Talking to Young Children About Divorce
The first step in talking to children about separation and divorce is to be absolutely sure—before you tell them—that this is a reality and that you both are definite about taking this action. It is not helpful for them to think that this might happen. They need your clarity in order to cope and to feel safe.
So once this is decided, plan on sitting down with them together. It is important that the information come from both of you, no matter what the circumstances, so that the kids can see that, in spite of this huge disruption in their lives, you plan to collaborate and cooperate together as their parents. You are sending an important message here. Then you can say: "We have been unhappy for a very long time, and you can see how much we fight. We have tried to get along better. We've talked and talked and tried to solve our problems, but it hasn't worked. Sometimes parents can't be happy anymore together. This is what's happened to us, and we've decided that it will be better if we live in separate places."
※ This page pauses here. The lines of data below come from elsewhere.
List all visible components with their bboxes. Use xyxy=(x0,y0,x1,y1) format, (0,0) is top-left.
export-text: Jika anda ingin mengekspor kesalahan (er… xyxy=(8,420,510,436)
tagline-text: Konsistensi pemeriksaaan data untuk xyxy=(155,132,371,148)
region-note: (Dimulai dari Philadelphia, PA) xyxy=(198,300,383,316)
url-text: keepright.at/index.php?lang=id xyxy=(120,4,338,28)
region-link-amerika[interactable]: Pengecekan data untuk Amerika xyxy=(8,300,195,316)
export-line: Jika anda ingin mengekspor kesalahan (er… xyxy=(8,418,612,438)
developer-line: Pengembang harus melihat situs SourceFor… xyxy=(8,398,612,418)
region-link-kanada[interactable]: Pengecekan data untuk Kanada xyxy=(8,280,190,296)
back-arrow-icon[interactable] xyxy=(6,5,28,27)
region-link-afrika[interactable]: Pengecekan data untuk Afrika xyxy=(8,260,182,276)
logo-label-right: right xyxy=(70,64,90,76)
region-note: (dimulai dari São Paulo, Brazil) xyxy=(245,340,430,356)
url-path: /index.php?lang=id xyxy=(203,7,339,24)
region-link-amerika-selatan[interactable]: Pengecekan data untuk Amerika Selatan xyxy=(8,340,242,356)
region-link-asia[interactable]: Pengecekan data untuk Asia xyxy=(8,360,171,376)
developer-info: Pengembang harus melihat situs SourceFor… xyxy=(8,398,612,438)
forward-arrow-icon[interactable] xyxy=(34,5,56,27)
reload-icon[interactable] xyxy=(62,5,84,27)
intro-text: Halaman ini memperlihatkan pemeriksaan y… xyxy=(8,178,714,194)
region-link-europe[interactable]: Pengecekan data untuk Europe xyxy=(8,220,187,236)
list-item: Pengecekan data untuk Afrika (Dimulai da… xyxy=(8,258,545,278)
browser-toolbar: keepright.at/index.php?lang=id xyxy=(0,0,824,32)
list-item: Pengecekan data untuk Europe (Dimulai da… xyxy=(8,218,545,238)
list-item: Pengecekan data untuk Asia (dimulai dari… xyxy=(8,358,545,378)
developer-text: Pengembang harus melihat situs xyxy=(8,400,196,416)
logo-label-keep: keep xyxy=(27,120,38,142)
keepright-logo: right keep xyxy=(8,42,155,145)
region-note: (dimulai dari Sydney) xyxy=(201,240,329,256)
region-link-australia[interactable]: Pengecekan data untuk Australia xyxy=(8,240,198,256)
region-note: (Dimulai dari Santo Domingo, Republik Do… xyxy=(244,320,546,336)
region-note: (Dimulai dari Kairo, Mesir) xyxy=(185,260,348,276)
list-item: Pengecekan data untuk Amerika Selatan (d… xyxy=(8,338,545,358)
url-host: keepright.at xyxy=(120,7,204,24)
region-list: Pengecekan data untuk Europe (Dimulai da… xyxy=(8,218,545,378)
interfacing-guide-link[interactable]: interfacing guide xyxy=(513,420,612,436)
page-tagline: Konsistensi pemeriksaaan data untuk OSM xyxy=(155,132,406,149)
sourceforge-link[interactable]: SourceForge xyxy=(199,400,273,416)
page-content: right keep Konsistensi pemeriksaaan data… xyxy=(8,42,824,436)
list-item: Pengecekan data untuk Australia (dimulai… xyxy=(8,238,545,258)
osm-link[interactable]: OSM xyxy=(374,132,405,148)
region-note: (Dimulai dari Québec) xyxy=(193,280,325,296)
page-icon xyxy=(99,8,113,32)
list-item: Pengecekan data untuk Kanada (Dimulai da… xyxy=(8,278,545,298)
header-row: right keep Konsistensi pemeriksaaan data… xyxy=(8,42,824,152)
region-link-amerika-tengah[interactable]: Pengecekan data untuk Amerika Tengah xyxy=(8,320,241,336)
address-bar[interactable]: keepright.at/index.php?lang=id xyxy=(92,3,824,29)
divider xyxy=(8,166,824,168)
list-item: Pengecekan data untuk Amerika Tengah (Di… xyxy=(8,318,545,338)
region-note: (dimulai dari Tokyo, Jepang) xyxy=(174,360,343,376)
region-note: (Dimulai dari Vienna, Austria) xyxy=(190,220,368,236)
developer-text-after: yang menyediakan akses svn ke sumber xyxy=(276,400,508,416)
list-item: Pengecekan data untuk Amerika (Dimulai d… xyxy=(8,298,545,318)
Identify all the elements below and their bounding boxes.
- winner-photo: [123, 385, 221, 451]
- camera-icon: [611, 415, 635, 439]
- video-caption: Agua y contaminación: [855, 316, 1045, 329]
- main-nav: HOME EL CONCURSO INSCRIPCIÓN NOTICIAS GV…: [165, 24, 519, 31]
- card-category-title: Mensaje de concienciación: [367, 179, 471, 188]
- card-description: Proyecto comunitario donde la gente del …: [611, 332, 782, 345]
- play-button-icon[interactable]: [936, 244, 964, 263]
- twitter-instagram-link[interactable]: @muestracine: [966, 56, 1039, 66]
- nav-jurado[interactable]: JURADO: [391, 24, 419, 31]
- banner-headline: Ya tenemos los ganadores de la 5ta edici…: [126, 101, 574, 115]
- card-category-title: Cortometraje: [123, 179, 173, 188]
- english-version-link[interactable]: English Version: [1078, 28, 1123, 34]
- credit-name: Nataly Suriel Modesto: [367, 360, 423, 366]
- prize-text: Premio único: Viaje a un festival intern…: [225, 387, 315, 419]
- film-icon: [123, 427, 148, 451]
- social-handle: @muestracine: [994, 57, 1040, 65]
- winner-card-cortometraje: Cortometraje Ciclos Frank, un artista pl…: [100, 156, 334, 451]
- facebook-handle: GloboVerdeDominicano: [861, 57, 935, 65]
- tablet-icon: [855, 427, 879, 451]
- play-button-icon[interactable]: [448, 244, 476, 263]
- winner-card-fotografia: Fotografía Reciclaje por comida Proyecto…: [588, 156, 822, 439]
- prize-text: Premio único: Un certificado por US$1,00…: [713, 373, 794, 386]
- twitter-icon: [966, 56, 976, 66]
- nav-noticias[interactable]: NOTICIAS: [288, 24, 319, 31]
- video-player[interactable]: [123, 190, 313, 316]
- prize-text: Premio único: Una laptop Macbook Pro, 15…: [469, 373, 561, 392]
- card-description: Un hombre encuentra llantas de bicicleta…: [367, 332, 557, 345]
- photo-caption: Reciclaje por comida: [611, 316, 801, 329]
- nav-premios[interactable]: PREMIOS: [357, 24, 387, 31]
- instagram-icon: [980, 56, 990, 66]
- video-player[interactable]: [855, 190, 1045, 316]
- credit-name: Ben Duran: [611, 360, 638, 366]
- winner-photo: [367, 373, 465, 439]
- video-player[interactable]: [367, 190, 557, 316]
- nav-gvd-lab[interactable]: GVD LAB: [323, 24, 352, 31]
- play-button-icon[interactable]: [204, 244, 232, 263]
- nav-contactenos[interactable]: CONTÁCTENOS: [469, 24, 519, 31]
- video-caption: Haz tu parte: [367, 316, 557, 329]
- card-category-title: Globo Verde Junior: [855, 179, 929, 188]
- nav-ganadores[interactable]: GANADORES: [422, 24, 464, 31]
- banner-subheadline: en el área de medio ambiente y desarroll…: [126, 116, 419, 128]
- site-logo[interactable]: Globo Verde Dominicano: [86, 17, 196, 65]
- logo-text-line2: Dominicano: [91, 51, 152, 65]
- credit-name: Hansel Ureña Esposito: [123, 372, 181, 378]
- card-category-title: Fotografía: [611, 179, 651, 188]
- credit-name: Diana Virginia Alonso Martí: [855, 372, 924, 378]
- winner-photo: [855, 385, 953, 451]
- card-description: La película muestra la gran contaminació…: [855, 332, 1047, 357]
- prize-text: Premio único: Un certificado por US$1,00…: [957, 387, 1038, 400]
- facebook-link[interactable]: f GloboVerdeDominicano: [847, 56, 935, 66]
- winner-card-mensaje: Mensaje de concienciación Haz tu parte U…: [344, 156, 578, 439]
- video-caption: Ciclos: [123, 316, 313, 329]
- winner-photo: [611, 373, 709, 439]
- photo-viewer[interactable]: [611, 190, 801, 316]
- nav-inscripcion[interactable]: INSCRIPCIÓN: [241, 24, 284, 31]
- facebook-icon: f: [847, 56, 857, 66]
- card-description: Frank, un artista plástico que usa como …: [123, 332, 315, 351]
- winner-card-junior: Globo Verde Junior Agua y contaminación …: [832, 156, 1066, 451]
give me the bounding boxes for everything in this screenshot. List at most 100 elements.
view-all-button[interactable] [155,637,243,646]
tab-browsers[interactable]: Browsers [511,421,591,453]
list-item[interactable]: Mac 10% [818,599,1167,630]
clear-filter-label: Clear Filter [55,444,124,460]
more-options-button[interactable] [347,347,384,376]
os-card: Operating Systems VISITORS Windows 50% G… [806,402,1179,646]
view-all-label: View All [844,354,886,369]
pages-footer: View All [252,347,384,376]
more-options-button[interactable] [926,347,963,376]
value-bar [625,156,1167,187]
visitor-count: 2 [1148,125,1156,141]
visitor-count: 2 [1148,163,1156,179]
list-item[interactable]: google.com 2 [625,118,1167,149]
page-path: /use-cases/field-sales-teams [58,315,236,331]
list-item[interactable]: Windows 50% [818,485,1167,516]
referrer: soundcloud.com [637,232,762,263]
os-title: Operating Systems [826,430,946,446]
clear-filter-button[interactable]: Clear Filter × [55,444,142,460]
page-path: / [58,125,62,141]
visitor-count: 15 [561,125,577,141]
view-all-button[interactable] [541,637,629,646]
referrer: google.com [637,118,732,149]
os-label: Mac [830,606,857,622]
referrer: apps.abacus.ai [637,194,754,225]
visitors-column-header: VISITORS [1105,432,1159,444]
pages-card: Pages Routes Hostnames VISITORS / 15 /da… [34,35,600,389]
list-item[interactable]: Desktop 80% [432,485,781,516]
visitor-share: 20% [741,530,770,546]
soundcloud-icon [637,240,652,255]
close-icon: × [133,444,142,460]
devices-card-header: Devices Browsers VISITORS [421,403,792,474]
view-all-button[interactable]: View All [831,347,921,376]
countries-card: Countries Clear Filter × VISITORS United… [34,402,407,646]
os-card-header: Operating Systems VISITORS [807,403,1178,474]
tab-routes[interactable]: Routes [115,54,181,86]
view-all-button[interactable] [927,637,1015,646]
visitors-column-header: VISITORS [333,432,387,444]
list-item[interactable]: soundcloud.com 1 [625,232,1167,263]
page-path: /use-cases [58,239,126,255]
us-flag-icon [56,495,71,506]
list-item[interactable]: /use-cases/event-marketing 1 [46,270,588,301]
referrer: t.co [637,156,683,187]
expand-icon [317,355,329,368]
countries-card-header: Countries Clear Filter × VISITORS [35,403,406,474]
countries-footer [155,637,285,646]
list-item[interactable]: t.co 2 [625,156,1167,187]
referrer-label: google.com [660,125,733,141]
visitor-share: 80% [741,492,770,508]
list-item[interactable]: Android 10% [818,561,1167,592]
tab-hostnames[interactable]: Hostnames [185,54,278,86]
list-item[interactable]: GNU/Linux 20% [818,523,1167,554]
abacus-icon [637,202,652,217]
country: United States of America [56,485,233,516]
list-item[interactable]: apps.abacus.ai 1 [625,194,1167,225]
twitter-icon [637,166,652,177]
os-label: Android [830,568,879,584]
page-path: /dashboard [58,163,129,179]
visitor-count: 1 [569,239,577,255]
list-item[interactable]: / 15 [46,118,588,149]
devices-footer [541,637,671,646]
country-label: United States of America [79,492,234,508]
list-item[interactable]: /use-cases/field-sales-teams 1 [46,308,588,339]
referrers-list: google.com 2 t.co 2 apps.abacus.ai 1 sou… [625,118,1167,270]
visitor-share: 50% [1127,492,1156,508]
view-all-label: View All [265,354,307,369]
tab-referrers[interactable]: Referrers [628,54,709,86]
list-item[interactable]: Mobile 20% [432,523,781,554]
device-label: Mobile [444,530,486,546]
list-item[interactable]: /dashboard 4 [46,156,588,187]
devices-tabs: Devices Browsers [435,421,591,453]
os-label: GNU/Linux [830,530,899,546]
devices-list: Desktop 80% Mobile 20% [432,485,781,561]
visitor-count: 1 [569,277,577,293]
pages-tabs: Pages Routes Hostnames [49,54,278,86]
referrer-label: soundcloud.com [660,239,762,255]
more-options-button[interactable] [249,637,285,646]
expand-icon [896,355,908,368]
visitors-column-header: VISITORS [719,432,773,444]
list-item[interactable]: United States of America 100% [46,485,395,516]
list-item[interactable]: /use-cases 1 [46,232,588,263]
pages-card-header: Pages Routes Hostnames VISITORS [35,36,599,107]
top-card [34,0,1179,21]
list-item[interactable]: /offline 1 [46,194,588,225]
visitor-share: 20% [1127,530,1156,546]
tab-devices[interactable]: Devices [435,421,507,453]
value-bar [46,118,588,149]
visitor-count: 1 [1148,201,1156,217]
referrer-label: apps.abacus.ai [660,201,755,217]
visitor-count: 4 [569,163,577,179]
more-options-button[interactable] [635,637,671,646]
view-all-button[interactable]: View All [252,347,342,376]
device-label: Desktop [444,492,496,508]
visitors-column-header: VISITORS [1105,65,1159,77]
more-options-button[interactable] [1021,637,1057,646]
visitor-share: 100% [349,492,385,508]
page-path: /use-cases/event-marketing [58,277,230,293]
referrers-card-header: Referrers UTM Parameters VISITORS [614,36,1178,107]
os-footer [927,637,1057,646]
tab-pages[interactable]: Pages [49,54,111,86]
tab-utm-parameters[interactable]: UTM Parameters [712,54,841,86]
Emphasize that it's not their fault. Emphasize that one thing never changes: "Your mother will always be your mother and your father will always be your father. You still have a family even if your parents live in separate places."
Let them know that it's OK to feel sad and angry and that you feel that way, too. Finally, I'd like to recommend a really good book for you entitled Your Divorce Advisor by Mercer and Pruett, and a good book for your young kids entitled It's Not Your Fault, Koko Bear by Vicki Lansky.